If you believe your child is being manipulative, he or she is not a good manipulator. Why? Because effective manipulation takes place when you don’t even notice you are being manipulated.
Holding your child accountable?

If you want to hold your child accountable for their actions, the first and most important requirement for it is your child should be in control of such actions, as well as having the necessary information and skills to take thoughtful decisions.

If your child’s motivation to control their actions consists of the consequences you impose, instead of his or her own desire to do well, it is likely your child is not figuring out nor learning the skills he or she needs to control his or her anger reactions.

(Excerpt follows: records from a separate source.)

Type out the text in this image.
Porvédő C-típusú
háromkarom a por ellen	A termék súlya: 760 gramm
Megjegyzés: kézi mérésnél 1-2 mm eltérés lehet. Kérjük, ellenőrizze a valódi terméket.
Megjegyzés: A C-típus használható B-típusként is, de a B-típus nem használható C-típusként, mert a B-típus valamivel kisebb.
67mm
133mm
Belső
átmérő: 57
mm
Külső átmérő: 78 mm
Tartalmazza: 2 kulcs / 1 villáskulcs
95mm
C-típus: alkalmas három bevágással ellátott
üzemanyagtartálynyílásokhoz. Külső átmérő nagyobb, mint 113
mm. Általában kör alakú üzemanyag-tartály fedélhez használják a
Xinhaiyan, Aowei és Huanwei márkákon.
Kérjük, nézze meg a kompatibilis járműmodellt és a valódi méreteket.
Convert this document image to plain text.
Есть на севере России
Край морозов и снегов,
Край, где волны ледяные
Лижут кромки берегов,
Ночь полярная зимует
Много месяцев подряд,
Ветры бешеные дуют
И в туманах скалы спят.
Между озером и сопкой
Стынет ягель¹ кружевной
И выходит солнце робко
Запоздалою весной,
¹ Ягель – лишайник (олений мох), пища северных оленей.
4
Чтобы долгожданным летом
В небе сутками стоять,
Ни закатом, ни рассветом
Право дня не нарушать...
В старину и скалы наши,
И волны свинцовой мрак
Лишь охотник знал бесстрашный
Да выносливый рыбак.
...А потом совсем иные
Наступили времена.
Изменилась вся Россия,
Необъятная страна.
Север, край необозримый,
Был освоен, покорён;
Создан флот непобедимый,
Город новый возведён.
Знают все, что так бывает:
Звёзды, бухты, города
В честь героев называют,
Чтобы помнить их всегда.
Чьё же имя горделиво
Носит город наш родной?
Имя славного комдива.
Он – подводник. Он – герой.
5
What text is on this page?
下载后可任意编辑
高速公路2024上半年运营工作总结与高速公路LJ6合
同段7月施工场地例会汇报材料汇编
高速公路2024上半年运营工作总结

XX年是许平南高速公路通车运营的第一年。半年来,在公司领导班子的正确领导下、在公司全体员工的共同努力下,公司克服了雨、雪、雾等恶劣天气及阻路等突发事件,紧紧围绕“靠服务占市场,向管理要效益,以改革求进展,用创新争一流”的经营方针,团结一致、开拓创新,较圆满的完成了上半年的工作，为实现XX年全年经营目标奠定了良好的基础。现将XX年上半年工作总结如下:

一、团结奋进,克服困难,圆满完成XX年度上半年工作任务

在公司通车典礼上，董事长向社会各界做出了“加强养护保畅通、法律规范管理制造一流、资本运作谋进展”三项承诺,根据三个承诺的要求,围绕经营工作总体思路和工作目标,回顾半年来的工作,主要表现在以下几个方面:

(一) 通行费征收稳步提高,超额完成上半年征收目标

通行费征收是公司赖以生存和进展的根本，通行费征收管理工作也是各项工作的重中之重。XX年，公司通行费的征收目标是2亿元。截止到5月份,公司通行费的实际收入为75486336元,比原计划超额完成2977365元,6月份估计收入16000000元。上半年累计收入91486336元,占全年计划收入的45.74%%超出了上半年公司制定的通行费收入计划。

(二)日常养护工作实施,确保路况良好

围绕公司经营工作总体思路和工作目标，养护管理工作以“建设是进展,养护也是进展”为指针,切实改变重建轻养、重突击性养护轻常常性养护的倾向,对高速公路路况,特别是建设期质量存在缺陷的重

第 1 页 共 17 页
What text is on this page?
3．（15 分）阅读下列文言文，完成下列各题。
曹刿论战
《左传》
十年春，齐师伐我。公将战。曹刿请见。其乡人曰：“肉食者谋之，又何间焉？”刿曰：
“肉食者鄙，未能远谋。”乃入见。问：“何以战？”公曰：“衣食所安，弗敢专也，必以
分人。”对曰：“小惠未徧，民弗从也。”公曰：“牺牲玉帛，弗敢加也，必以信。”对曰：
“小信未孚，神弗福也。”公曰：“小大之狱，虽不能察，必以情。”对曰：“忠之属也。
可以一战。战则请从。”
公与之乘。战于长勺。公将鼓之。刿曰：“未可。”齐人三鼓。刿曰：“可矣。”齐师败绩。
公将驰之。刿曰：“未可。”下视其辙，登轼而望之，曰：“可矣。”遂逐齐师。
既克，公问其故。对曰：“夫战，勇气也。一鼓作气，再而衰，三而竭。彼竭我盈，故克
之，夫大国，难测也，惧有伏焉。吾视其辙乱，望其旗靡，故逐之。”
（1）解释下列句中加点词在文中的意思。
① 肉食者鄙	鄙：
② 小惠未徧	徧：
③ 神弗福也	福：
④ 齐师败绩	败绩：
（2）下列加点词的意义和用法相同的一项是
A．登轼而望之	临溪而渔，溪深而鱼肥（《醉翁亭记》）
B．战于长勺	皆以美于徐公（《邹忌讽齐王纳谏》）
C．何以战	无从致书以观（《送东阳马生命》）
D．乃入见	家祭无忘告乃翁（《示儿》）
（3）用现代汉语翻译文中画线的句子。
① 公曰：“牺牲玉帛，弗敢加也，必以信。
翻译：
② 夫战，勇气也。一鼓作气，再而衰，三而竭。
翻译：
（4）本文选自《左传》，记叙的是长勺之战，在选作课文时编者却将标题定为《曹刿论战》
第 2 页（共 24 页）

It is extremely likely that your child knows you dislike and disapprove his or her anger-explosions; and it is also likely that she or he dislikes them too, therefore there is no need to keep on giving that disapproving message to your child through punishments. Punishment, as we discussed earlier (on previous posts) does not help your child get the skills he or she needs, on the contrary, it can increase the frequency of his or her anger-explosions!

When is your child actually taking responsibility and control over his or her actions?

When your child is controlling his or her actions, considering your concerns, figuring out solutions with or without you, and you notice he or she is exploding less.